Egalement placés en garde à vue lundi matin, l’homme d’affaires Stéphane Courbit et l’infirmier Alain Thurin ont, en revanche, été remis en liberté (respectivement mardi soir et mercredi matin), sans que l’on sache encore s’ils feront ou non l’objet d’une convocation ultérieure de la part du juge d’instruction.

Pascal Wilhelm se savait dans la mire du juge Gentil depuis une perquisition effectuée à son cabinet parisien en octobre 2011. Le mandat d’amener est venu le confirmer. Le juge Gentil considère que l’ancien avocat de Patrice de Maistre, le gestionnaire de fortune de Liliane Bettencourt, a dépassé le cadre de ce qui lui permettait le « mandat de protection » qu’il a exercé auprès de la vieille dame de janvier à octobre 2011, avant qu’il ne soit révoqué par le juge des tutelles.

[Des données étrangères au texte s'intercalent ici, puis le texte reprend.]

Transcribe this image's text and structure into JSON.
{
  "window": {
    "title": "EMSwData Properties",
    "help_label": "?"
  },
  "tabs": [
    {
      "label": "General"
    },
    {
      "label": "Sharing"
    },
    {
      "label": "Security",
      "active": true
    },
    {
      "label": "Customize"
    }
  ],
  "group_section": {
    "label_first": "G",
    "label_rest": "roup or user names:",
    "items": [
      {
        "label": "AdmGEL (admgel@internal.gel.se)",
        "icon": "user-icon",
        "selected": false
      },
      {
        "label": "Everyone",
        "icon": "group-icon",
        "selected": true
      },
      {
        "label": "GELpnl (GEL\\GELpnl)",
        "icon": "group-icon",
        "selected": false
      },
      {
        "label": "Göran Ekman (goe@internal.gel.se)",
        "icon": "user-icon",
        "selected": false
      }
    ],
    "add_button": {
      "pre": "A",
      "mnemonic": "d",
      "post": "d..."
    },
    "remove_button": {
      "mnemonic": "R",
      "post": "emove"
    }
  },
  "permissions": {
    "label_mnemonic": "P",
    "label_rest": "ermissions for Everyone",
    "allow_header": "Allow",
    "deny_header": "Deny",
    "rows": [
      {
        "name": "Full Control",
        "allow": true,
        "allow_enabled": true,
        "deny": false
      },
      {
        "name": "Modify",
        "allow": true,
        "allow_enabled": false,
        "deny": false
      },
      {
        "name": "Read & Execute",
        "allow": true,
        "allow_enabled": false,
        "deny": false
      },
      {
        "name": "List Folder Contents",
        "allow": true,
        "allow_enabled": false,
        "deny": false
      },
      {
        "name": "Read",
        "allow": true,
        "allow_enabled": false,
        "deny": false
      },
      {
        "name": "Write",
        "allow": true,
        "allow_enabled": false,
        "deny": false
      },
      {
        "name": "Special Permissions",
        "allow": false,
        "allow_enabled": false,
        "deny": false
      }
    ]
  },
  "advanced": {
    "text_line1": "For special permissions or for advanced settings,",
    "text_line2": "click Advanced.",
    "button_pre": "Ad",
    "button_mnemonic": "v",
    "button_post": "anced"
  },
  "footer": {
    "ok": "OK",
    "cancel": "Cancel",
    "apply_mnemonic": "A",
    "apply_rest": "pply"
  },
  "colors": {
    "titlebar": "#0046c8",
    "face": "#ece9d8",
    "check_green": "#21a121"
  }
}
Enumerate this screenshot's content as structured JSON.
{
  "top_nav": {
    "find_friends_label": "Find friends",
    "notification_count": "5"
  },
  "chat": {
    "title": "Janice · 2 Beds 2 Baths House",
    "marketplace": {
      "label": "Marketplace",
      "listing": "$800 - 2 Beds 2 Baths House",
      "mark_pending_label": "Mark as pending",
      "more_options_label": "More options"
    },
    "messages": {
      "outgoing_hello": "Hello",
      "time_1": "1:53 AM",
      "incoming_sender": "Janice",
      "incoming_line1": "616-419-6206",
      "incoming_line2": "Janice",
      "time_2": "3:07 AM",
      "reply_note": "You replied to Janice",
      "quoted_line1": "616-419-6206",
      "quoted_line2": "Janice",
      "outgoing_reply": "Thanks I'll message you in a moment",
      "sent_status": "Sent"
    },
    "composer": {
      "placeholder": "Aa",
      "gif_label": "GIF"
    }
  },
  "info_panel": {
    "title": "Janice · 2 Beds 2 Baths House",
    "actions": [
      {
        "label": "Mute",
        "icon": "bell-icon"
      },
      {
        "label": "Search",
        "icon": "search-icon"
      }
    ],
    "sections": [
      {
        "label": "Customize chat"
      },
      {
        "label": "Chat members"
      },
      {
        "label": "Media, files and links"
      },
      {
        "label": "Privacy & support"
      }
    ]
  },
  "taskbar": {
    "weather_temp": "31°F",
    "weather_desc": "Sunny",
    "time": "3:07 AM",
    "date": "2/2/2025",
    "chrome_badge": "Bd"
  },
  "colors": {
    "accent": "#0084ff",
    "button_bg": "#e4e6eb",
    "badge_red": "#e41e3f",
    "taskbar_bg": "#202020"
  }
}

Liliane Bettencourt ne se souvenait pas de cet investissement

Le point litigieux le plus important de l'enquête est l’investissement de 143 millions d’euros que Pascal Wilhelm a fait faire, en mai 2011, à la milliardaire dans la société Lov Group du golden boy Stéphane Courbit, l’un de ses clients, cela après avoir fait participer au montage Jean-Marie Messier, qui fait également partie de sa clientèle.

Liliane BettencourtLiliane Bettencourt

A l'époque, pour les médecins et pour la justice, la richissime octogénaire ne jouissait déjà plus de toutes ses facultés mentales.

Sûr de son bon droit, Pascal Wilhelm avait pris le soin de faire valider cette transaction par un comité d’investissement, et avait également été blanchi de tout reproche déontologique par le conseil de l’ordre des avocats de Paris en juillet 2011.

L’existence de cet investissement considérable, révélé par Mediapart en juin 2011, avait ulcéré Françoise Meyers-Bettencourt, la fille de la milliardaire, dont les avocats cherchent toujours, un an plus tard, à obtenir de Stéphane Courbit le remboursement des 143 millions d’euros.

Stéphane CourbitStéphane Courbit

Entendue par la juge des tutelles, Liliane Bettencourt ne se souvenait plus de cet investissement, ni de Stéphane Courbit d‘ailleurs. Fiscaliste brillant et prospère, toujours aimable, Pascal Wilhelm se targuait auprès de ses interlocuteurs d’avoir défendu au mieux les intérêts de Liliane Bettencourt, et d’avoir remis de l’ordre dans la situation fiscale de la milliardaire, en réglant notamment la question hautement sensible de ses comptes cachés en Suisse.

Il avait perçu, pour ses fonctions de protecteur, 200 000 euros d’honoraires par mois, qu’il justifiait par les centaines d’heures de travail effectuées par plusieurs avocats de son cabinet, situé près du parc Monceau. Un cabinet chic qui risque, aujourd'hui, de pâtir des démêlés judiciaires de son patron.